MaritaChappuis
A tajo abierto Por Marita Chappuis

Pedro Pablo Kuczynski ha dicho que lo único que pretende en el caso Doe Run es que le den más tiempo para solucionar la problemática en La Oroya, pues cuatro semanas son insuficientes. Pero también hay situaciones que no tienen una solución distinta al cierre, y éste puede ser el caso.

A principios de los noventa, la empresa estatal Centromin administraba este centro metalúrgico (CM) que se jactaba de poder procesar concentrados ‘complejos’ y producir más de veinte elementos, incluidos unos muy contaminantes, como el trióxido de arsénico o el talio, que se usa en veneno para ratas.

Los ingenieros de Centromin sabían que debían resolver tres problemas para modernizar el CM: el metalúrgico, el ambiental y el económico. El problema metalúrgico era que su ‘modelo de negocio’ era procesar concentrados ‘sucios’ —léase con muchos contaminantes— y la tecnología que se ofrecía en todo el mundo era para concentrados ‘limpios’, por lo que debían considerar un preproceso, quizás de naturaleza hidrometalúrgica. El problema ambiental era qué hacer con el ácido sulfúrico que se iba a producir y cómo trasladarlo sin peligro hacia el Callao. En tal sentido, los geólogos de Centromin salieron a buscar yacimientos de óxidos de cobre y de fosfatos, grandes consumidoras legales de este insumo. Digo “legales” porque el procesamiento de cocaína también lo utiliza. Es así como se descubre yacimientos interesantes de fosfatos en la cuenca del Mantaro. Se dice que el tema económico estaba resuelto porque Centromin había conseguido ahorrar US$80 millones, pero Carlos Boloña se enteró y, por apremios fiscales, les ordenó transferirlos a Hacienda.

Así se inicia el proceso de privatización con la intención de buscar un socio que capitalizara la empresa. En la etapa de consultas previas a la licitación, el postor Doe Run hace una pregunta específica sobre la contaminación de los suelos por plomo y recibe una respuesta ambigua. Doe Run había tenido que comprar casas e indemnizar a la población alrededor de su fundición en Missouri, por lo que conocía muy bien las implicancias en la salud de elementos como el plomo. Peñoles gana la licitación, y en las negociaciones pone en el tapete cómo reasentar la población circundante y no llega a un acuerdo con los negociadores de la Cepri y la buena pro es adjudicada a Doe Run, en octubre de 1997.
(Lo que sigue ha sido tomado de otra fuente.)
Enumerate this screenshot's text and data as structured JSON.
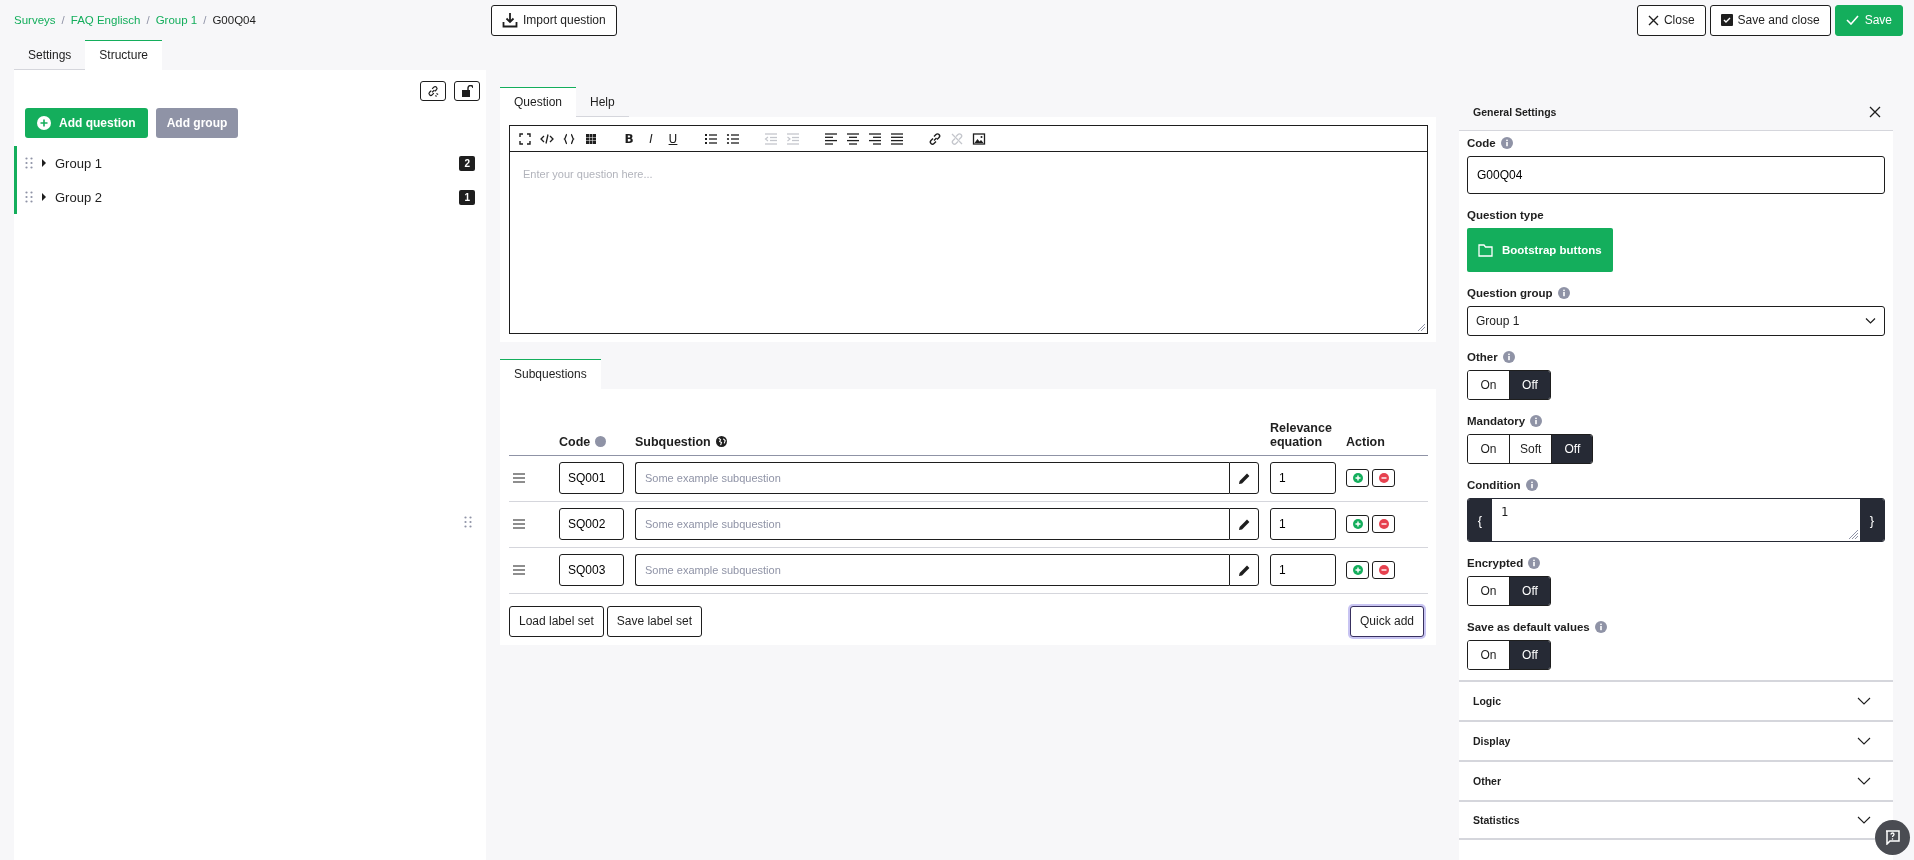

Centromin se queda con las obligaciones ambientales producidas durante su gestión, comienza a enterrar elementos peligrosos, y realiza estudios de cómo distribuir la limpieza del plomo en los suelos, pues Doe Run no había instalado elementos controladores, sino todo lo contrario: había aumentado producción e importado concentrados ‘sucios’ de todo el mundo. Por ejemplo, la mina Lepanto en Filipinas había buscado durante un año un procesador adecuado para sus concentrados antes de ubicar a La Oroya.

A comienzos del 2000, Usaid financia el viaje de una misión de expertos del CDC – Center for Disease Control & Prevention-, que emiten un informe lapidario sobre las condiciones ambientales de La Oroya. Pero la empresa logra ampliar los plazos perentorios para operar de forma ambientalmente segura. Esto ayudado por sus trabajadores, que pueden usar las máquinas de la empresa para cargar enormes piedras y así bloquear la Carretera Central.

En el 2009, la empresa cierra porque mantenía deudas por más de US$120 millones con varias compañías mineras. Los trabajadores comienzan a recibir, además de sus salarios, cursos que le permitan relocalizarse.

PPK y algunos de sus allegados han anunciado que necesitamos instalar refinerías en nuestro país, declaración que no ha sido recibida con mucho entusiasmo por los conocedores. Ellos saben que China, el gran consumidor, tiene varias fundiciones con capacidades mayores al millón de toneladas, mientras que el circuito de cobre de La Oroya no llega a 100,000. Además, el exceso de personal y el juicio arbitral que ha entablado su antiguo propietario al Estado peruano por más de US$800 millones los vuelve muy escépticos ante la posibilidad del relanzamiento de La Oroya. Se dice que la fórmula de solución no sólo pasa por elevar los límites ambientales, sino que los acreedores hagan borrón y cuenta nueva de los US$120 millones que se les adeuda.